For Makers and DIYers
Saturday, March 16 Brooklyn Craft Camp. This is a day-long DIY chance to craft your heart out, socialize and have fun. This may not start you on the road to Etsy-ville, but it sounds like a swell way to spend a Saturday learning some new techniques with like-minded craft lovers. The day will consist of four classes (with four finished projects); a chance to meet and work with craft-focused authors, bloggers and designers; and tastes of local food and drink. Brooklyn Craft Camp was founded by Brett Bara, a lifelong crafter turned DIY professional. Sponsors include West Elm, Purl Soho, Juice Box, The Crochet Dude, Vogue Knitting Live. Classes are filling up, so registration asap is advised. Greenpoint. 10am-7pm.

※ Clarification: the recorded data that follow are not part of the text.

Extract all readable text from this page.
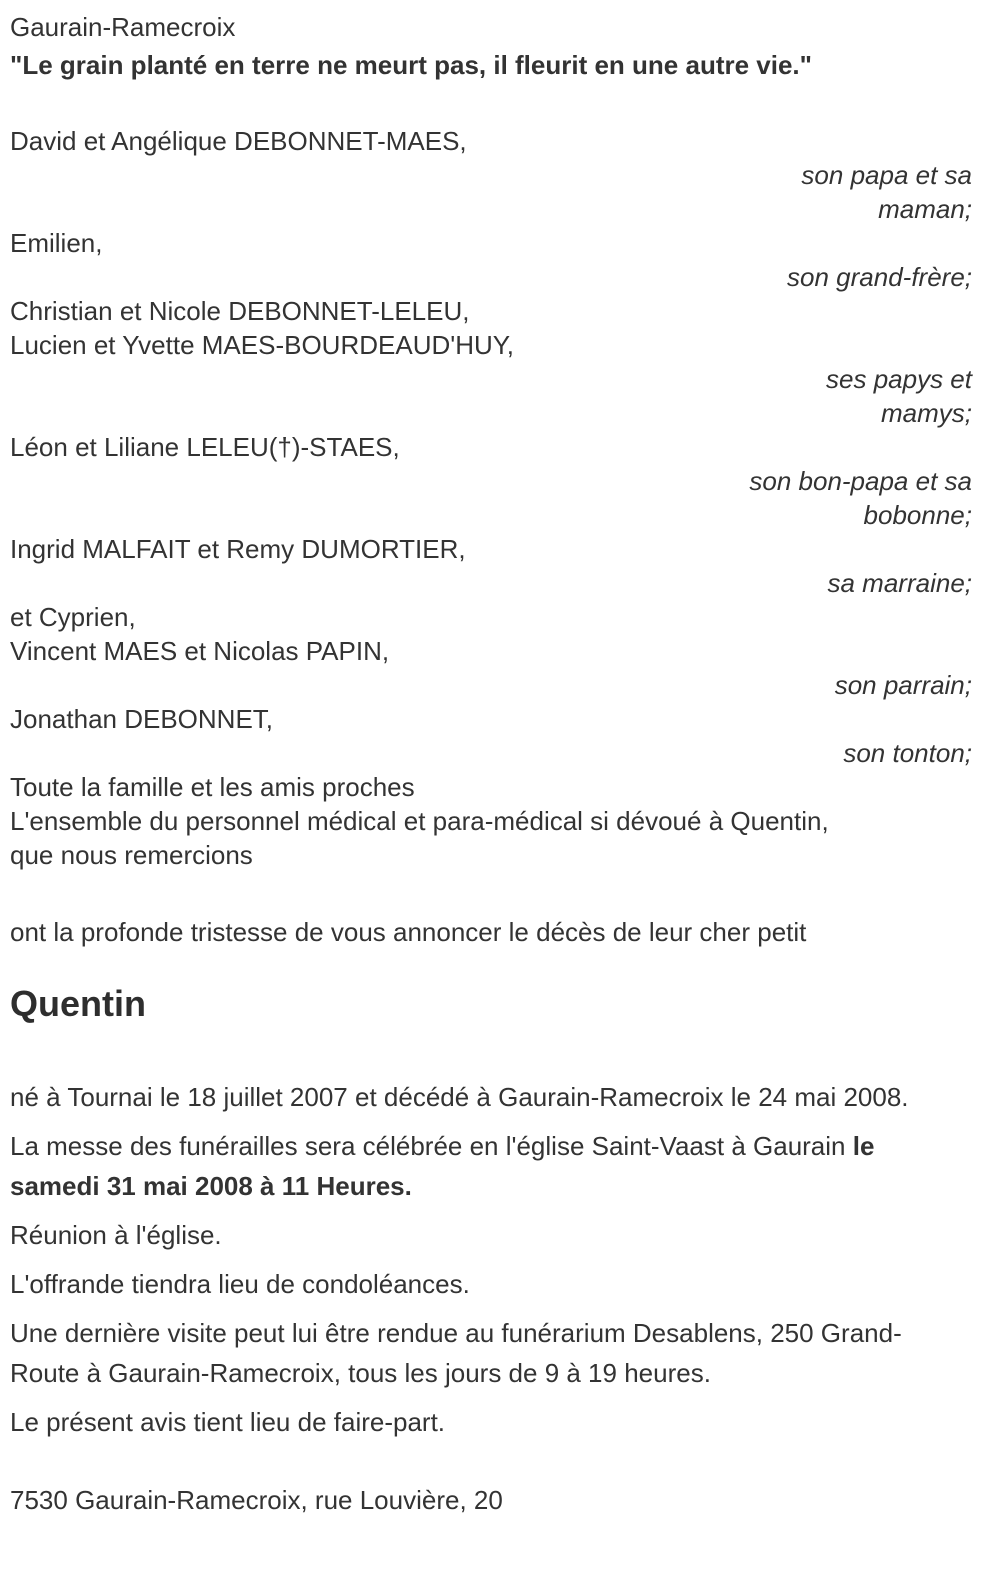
Gaurain-Ramecroix
"Le grain planté en terre ne meurt pas, il fleurit en une autre vie."
David et Angélique DEBONNET-MAES,
son papa et sa
maman;
Emilien,
son grand-frère;
Christian et Nicole DEBONNET-LELEU,
Lucien et Yvette MAES-BOURDEAUD'HUY,
ses papys et
mamys;
Léon et Liliane LELEU(†)-STAES,
son bon-papa et sa
bobonne;
Ingrid MALFAIT et Remy DUMORTIER,
sa marraine;
et Cyprien,
Vincent MAES et Nicolas PAPIN,
son parrain;
Jonathan DEBONNET,
son tonton;
Toute la famille et les amis proches
L'ensemble du personnel médical et para-médical si dévoué à Quentin,
que nous remercions
ont la profonde tristesse de vous annoncer le décès de leur cher petit
Quentin

né à Tournai le 18 juillet 2007 et décédé à Gaurain-Ramecroix le 24 mai 2008.

La messe des funérailles sera célébrée en l'église Saint-Vaast à Gaurain le samedi 31 mai 2008 à 11 Heures.

Réunion à l'église.

L'offrande tiendra lieu de condoléances.

Une dernière visite peut lui être rendue au funérarium Desablens, 250 Grand-Route à Gaurain-Ramecroix, tous les jours de 9 à 19 heures.

Le présent avis tient lieu de faire-part.

7530 Gaurain-Ramecroix, rue Louvière, 20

Sunday, March 17 Anthropomorphic Insect Shadowbox Class: Easter/Spring Equinox Edition, part of The Morbid Anatomy Art Academy. The Academy offers a fascinating series of classes that reflect an interest in taxidermy, animal and insect anatomy, fine art techniques and arcane subjects. This 3-hour workshop will have you working with Rhinoceros beetles (thankfully they are provided), to make a shadowbox diorama. The class is taught by a former insect preparator from the American Museum of Natural History, and may cause you to see nature’s tiny giants in a whole new way. At Observatory, Gowanus. 1pm-4pm.
Monday, March 18 The Future of 3D Manufacturing—Brooklyn Style: an evening of panel discussions and demonstrations hosted by Brooklyn Futurist Meetup. This energetic, well-attended Meetup will be joined by Brooklyn Tech and Volumetric Society Meetups for a lively session with all-star 3D enthusiasts. Robert Steiner, from MakerBot will speak and demonstrate a MakerBot. D-Shape, Shapeways and Make editor Brian Jepson are among other participants. The event is wait-listed, but you can attend by following the instructions on the site. At Brooklyn Law School, Moot Court Room, Downtown Brooklyn. 7pm-9:30pm.

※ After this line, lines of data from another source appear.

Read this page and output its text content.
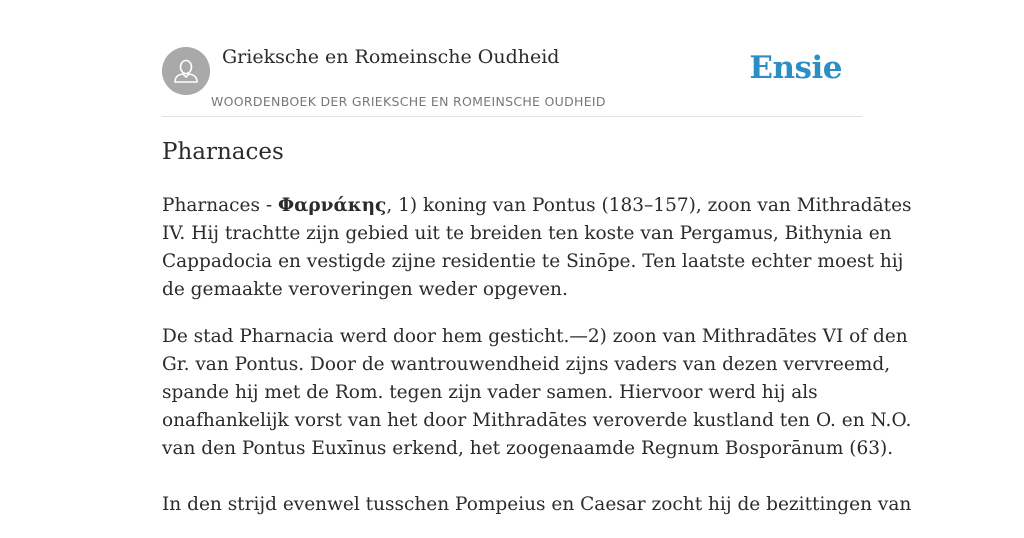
Grieksche en Romeinsche Oudheid
WOORDENBOEK DER GRIEKSCHE EN ROMEINSCHE OUDHEID
Ensie
Pharnaces

Pharnaces - Φαρνάκης, 1) koning van Pontus (183–157), zoon van Mithradātes
IV. Hij trachtte zijn gebied uit te breiden ten koste van Pergamus, Bithynia en
Cappadocia en vestigde zijne residentie te Sinōpe. Ten laatste echter moest hij
de gemaakte veroveringen weder opgeven.

De stad Pharnacia werd door hem gesticht.—2) zoon van Mithradātes VI of den
Gr. van Pontus. Door de wantrouwendheid zijns vaders van dezen vervreemd,
spande hij met de Rom. tegen zijn vader samen. Hiervoor werd hij als
onafhankelijk vorst van het door Mithradātes veroverde kustland ten O. en N.O.
van den Pontus Euxīnus erkend, het zoogenaamde Regnum Bosporānum (63).

In den strijd evenwel tusschen Pompeius en Caesar zocht hij de bezittingen van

Sunday, April 28 Lettering class at L’Ecole Des Beaux Arts. Classes at LDBA fill up and sell out almost immediately, so consider this a heads up if you’re interested in attending any future sessions. This 90 minute class, for 6 students only, will provide instruction and materials to learn classic hand-rendered lettering and font techniques to produce cards and envelopes. LDBA is a hardware, housewares and artist supply store and site founded by artist Sara Moffat. “We provide tools, techniques and materials to allow people to excel in their medium,” says Sara. Other unique classes are offered for all age groups, and include Knot Tying (a hot topic, apparently), Make Your Own Bow and Arrows, Picasso and Kandinsky Study for ages 5 and up, and all seem to fill up right away. Williamsburg.
A post-Sandy update
Monday, March 18 Nathan’s Coney Island location on the Boardwalk is scheduled to reopen. And next weekend, as part of Coney Island’s opening weekend celebrations, the first qualifier round of the 2013 July 4th Hot Dog Eating Contest will be held. There’s nothing slow-food or artisan about these dogs, but what’s better than enjoying one by the Atlantic’s surf? Nathan’s main location on Surf Avenue is still being repaired and will reopen Memorial Day Weekend.